Things I Know 171 of 365: Teaching is no slap in the face

I touch the future. I teach.

– Christa McAuliffe

A lady sat across from me today and told me the story of how she came to be in the classroom this year.

She began the year in a role that had her coaching other teachers in her school. Out of the classroom, her goal was to help her colleagues improve their practice.

Not unlike many school districts across the country, this teacher’s school experienced a workforce reduction due to budget constraints.

In October, she was asked to enter the classroom again.

I listened sympathetically as she explained her growth as a teacher had been put on hold this year as she attempted to create order and structure in a classroom that had already seen two other teachers in as many months of school.

As she explained the difficulties of grappling with unexpectedly teaching two separate disciplines, I understood her frustration.

What I could not abide and what has me seething long after our conversation was the way she described the call to return to the classroom.

“It was like a slap in the face.”

No. It wasn’t.

It was a call to return to the classroom. It was the entrusting of the children of others into your care. It was continued employment in the face of layoffs of colleagues.

It was a chance to make an impossible world possible for a child. It was the call to teach.

And, yes, it was difficult and a divergence from the plan at the beginning of the year.
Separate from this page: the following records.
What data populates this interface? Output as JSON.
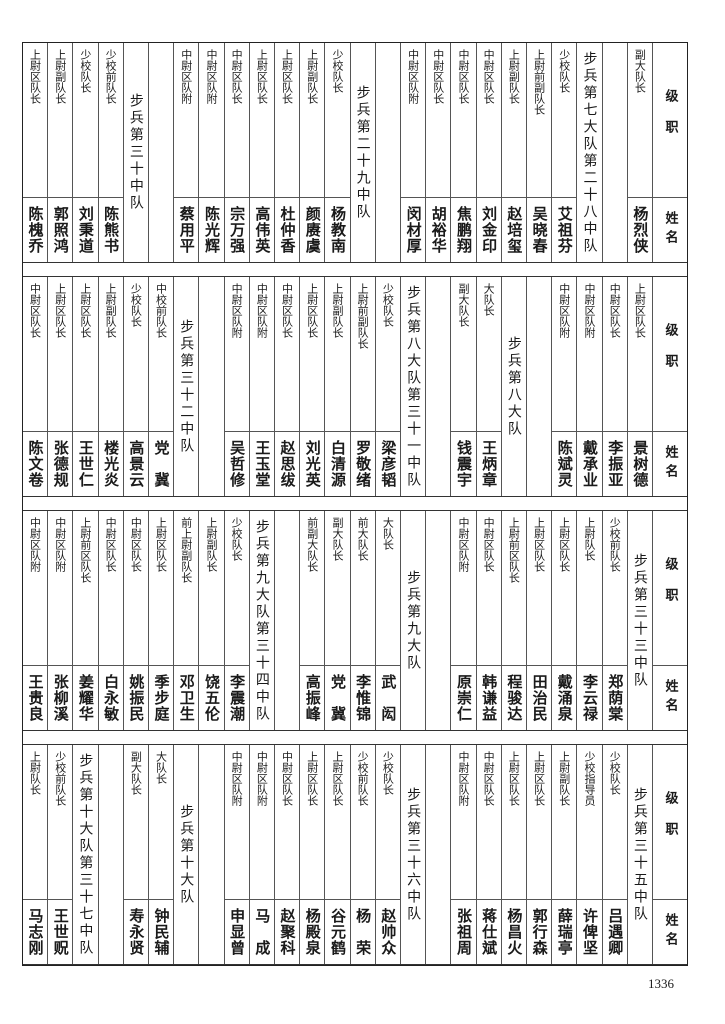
{
  "header": {
    "rank_label": "级职",
    "name_label": "姓名"
  },
  "bands": [
    {
      "columns": [
        {
          "type": "person",
          "rank": "副大队长",
          "name": "杨烈侠"
        },
        {
          "type": "blank"
        },
        {
          "type": "unit",
          "label": "步兵第七大队第二十八中队"
        },
        {
          "type": "person",
          "rank": "少校队长",
          "name": "艾祖芬"
        },
        {
          "type": "person",
          "rank": "上尉前副队长",
          "name": "吴晓春"
        },
        {
          "type": "person",
          "rank": "上尉副队长",
          "name": "赵培玺"
        },
        {
          "type": "person",
          "rank": "中尉区队长",
          "name": "刘金印"
        },
        {
          "type": "person",
          "rank": "中尉区队长",
          "name": "焦鹏翔"
        },
        {
          "type": "person",
          "rank": "中尉区队长",
          "name": "胡裕华"
        },
        {
          "type": "person",
          "rank": "中尉区队附",
          "name": "闵材厚"
        },
        {
          "type": "blank"
        },
        {
          "type": "unit",
          "label": "步兵第二十九中队"
        },
        {
          "type": "person",
          "rank": "少校队长",
          "name": "杨教南"
        },
        {
          "type": "person",
          "rank": "上尉副队长",
          "name": "颜赓虞"
        },
        {
          "type": "person",
          "rank": "上尉区队长",
          "name": "杜仲香"
        },
        {
          "type": "person",
          "rank": "上尉区队长",
          "name": "高伟英"
        },
        {
          "type": "person",
          "rank": "中尉区队长",
          "name": "宗万强"
        },
        {
          "type": "person",
          "rank": "中尉区队附",
          "name": "陈光辉"
        },
        {
          "type": "person",
          "rank": "中尉区队附",
          "name": "蔡用平"
        },
        {
          "type": "blank"
        },
        {
          "type": "unit",
          "label": "步兵第三十中队"
        },
        {
          "type": "person",
          "rank": "少校前队长",
          "name": "陈熊书"
        },
        {
          "type": "person",
          "rank": "少校队长",
          "name": "刘秉道"
        },
        {
          "type": "person",
          "rank": "上尉副队长",
          "name": "郭照鸿"
        },
        {
          "type": "person",
          "rank": "上尉区队长",
          "name": "陈槐乔"
        }
      ]
    },
    {
      "columns": [
        {
          "type": "person",
          "rank": "上尉区队长",
          "name": "景树德"
        },
        {
          "type": "person",
          "rank": "中尉区队长",
          "name": "李振亚"
        },
        {
          "type": "person",
          "rank": "中尉区队附",
          "name": "戴承业"
        },
        {
          "type": "person",
          "rank": "中尉区队附",
          "name": "陈斌灵"
        },
        {
          "type": "blank"
        },
        {
          "type": "unit",
          "label": "步兵第八大队"
        },
        {
          "type": "person",
          "rank": "大队长",
          "name": "王炳章"
        },
        {
          "type": "person",
          "rank": "副大队长",
          "name": "钱震宇"
        },
        {
          "type": "blank"
        },
        {
          "type": "unit",
          "label": "步兵第八大队第三十一中队"
        },
        {
          "type": "person",
          "rank": "少校队长",
          "name": "梁彦韬"
        },
        {
          "type": "person",
          "rank": "上尉前副队长",
          "name": "罗敬绪"
        },
        {
          "type": "person",
          "rank": "上尉副队长",
          "name": "白清源"
        },
        {
          "type": "person",
          "rank": "上尉区队长",
          "name": "刘光英"
        },
        {
          "type": "person",
          "rank": "中尉区队长",
          "name": "赵思绂"
        },
        {
          "type": "person",
          "rank": "中尉区队附",
          "name": "王玉堂"
        },
        {
          "type": "person",
          "rank": "中尉区队附",
          "name": "吴哲修"
        },
        {
          "type": "blank"
        },
        {
          "type": "unit",
          "label": "步兵第三十二中队"
        },
        {
          "type": "person",
          "rank": "中校前队长",
          "name": "党　冀"
        },
        {
          "type": "person",
          "rank": "少校队长",
          "name": "高景云"
        },
        {
          "type": "person",
          "rank": "上尉副队长",
          "name": "楼光炎"
        },
        {
          "type": "person",
          "rank": "上尉区队长",
          "name": "王世仁"
        },
        {
          "type": "person",
          "rank": "上尉区队长",
          "name": "张德规"
        },
        {
          "type": "person",
          "rank": "中尉区队长",
          "name": "陈文卷"
        }
      ]
    },
    {
      "columns": [
        {
          "type": "unit",
          "label": "步兵第三十三中队"
        },
        {
          "type": "person",
          "rank": "少校前队长",
          "name": "郑荫棠"
        },
        {
          "type": "person",
          "rank": "上尉队长",
          "name": "李云禄"
        },
        {
          "type": "person",
          "rank": "上尉区队长",
          "name": "戴涌泉"
        },
        {
          "type": "person",
          "rank": "上尉区队长",
          "name": "田治民"
        },
        {
          "type": "person",
          "rank": "上尉前区队长",
          "name": "程骏达"
        },
        {
          "type": "person",
          "rank": "中尉区队长",
          "name": "韩谦益"
        },
        {
          "type": "person",
          "rank": "中尉区队附",
          "name": "原崇仁"
        },
        {
          "type": "blank"
        },
        {
          "type": "unit",
          "label": "步兵第九大队"
        },
        {
          "type": "person",
          "rank": "大队长",
          "name": "武　闳"
        },
        {
          "type": "person",
          "rank": "前大队长",
          "name": "李惟锦"
        },
        {
          "type": "person",
          "rank": "副大队长",
          "name": "党　冀"
        },
        {
          "type": "person",
          "rank": "前副大队长",
          "name": "高振峰"
        },
        {
          "type": "blank"
        },
        {
          "type": "unit",
          "label": "步兵第九大队第三十四中队"
        },
        {
          "type": "person",
          "rank": "少校队长",
          "name": "李震潮"
        },
        {
          "type": "person",
          "rank": "上尉副队长",
          "name": "饶五伦"
        },
        {
          "type": "person",
          "rank": "前上尉副队长",
          "name": "邓卫生"
        },
        {
          "type": "person",
          "rank": "上尉区队长",
          "name": "季步庭"
        },
        {
          "type": "person",
          "rank": "中尉区队长",
          "name": "姚振民"
        },
        {
          "type": "person",
          "rank": "中尉区队长",
          "name": "白永敏"
        },
        {
          "type": "person",
          "rank": "上尉前区队长",
          "name": "姜耀华"
        },
        {
          "type": "person",
          "rank": "中尉区队附",
          "name": "张柳溪"
        },
        {
          "type": "person",
          "rank": "中尉区队附",
          "name": "王贵良"
        }
      ]
    },
    {
      "columns": [
        {
          "type": "unit",
          "label": "步兵第三十五中队"
        },
        {
          "type": "person",
          "rank": "少校队长",
          "name": "吕遇卿"
        },
        {
          "type": "person",
          "rank": "少校指导员",
          "name": "许俾坚"
        },
        {
          "type": "person",
          "rank": "上尉副队长",
          "name": "薛瑞亭"
        },
        {
          "type": "person",
          "rank": "上尉区队长",
          "name": "郭行森"
        },
        {
          "type": "person",
          "rank": "上尉区队长",
          "name": "杨昌火"
        },
        {
          "type": "person",
          "rank": "中尉区队长",
          "name": "蒋仕斌"
        },
        {
          "type": "person",
          "rank": "中尉区队附",
          "name": "张祖周"
        },
        {
          "type": "blank"
        },
        {
          "type": "unit",
          "label": "步兵第三十六中队"
        },
        {
          "type": "person",
          "rank": "少校队长",
          "name": "赵帅众"
        },
        {
          "type": "person",
          "rank": "少校前队长",
          "name": "杨　荣"
        },
        {
          "type": "person",
          "rank": "上尉区队长",
          "name": "谷元鹤"
        },
        {
          "type": "person",
          "rank": "上尉区队长",
          "name": "杨殿泉"
        },
        {
          "type": "person",
          "rank": "中尉区队长",
          "name": "赵聚科"
        },
        {
          "type": "person",
          "rank": "中尉区队附",
          "name": "马　成"
        },
        {
          "type": "person",
          "rank": "中尉区队附",
          "name": "申显曾"
        },
        {
          "type": "blank"
        },
        {
          "type": "unit",
          "label": "步兵第十大队"
        },
        {
          "type": "person",
          "rank": "大队长",
          "name": "钟民辅"
        },
        {
          "type": "person",
          "rank": "副大队长",
          "name": "寿永贤"
        },
        {
          "type": "blank"
        },
        {
          "type": "unit",
          "label": "步兵第十大队第三十七中队"
        },
        {
          "type": "person",
          "rank": "少校前队长",
          "name": "王世贶"
        },
        {
          "type": "person",
          "rank": "上尉队长",
          "name": "马志刚"
        }
      ]
    }
  ],
  "page_number": "1336"
}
Yes, it required growth and stress and sacrifice.

I have and will continue to spend time and energy working against systems so broken that they produce schools and teachers like this.

Today, though, those systems were not sitting across from me.

It is far too difficult to criticize teachers today and receive the title of champion in return for your efforts.

In a moment in time when so very little is expected of teachers, when a teacher is simultaneously the most important factor in the classroom and the least trusted, the profession could do without maligning from within.

Teachers across the country who want nothing more than to build classrooms of caring, learning and inquiry next year are searching desperately for places to teach.

Meanwhile, children are being packed into larger and larger classes, receiving less and less personal attention.

That is the slap in the face.

The fact that this woman has a place to teach, that is a gift.